Mohammad Baqer Saad Dawood al-Saadi (born 1993) is a commander of Kata'ib Hezbollah, a Shia Iraqi militia group backed by Iran's Islamic Revolutionary Guard Corps. After being arrested in Turkey in 2026, he was charged by the US for plotting or being involved in having a role in the 2026 London antisemitic attacks.

==Background==
Al-Saadi was born in 1993 in Iran, to Iraqi Shia parents who left Iraq for exile in Iran during the Iran–Iraq War. His given name, Mohammad Baqer, is thought to be a reference to the martyr Grand Ayatollah Muhammad Baqir al-Sadr who was executed by Ba'athist Iraq in 1980.
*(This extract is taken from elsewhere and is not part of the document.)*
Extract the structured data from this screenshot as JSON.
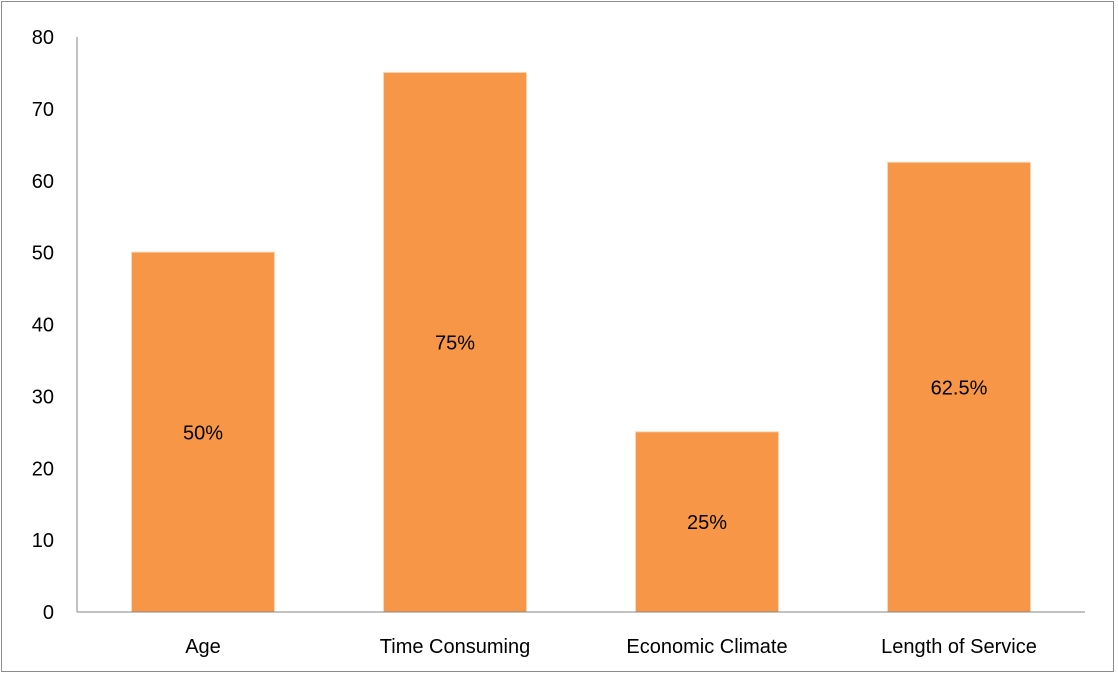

One expert told The Guardian that al-Saadi had been recruited in his early 20s into a Shia militia created by the Iranian government after the US-led invasion of Iraq in 2003. Al-Saadi was deployed to Syria during the Syrian civil war when Shia militia forces were sent by Iran to bolster the regime of Bashar al-Assad. According to The Guardian, while in Syria he often exaggerated his combat experience.

==Arrest==
On 15 May 2026, he was arrested in Turkey and charged by the United States Justice Department for plotting or being involved in terrorist attacks in Europe and North America, including targeting a synagogue in New York City and other Jewish sites during the 2026 London antisemitic attacks, in retaliation to the 2026 Iran war. He was accused of involvement in the stabbing of two Jewish men in London, United Kingdom in April 2026. Additionally, the New York Post reported that he plotted to assassinate U.S. president Donald Trump's daughter Ivanka Trump in retaliation for the 2020 strike against former Quds Force commander Qasem Soleimani.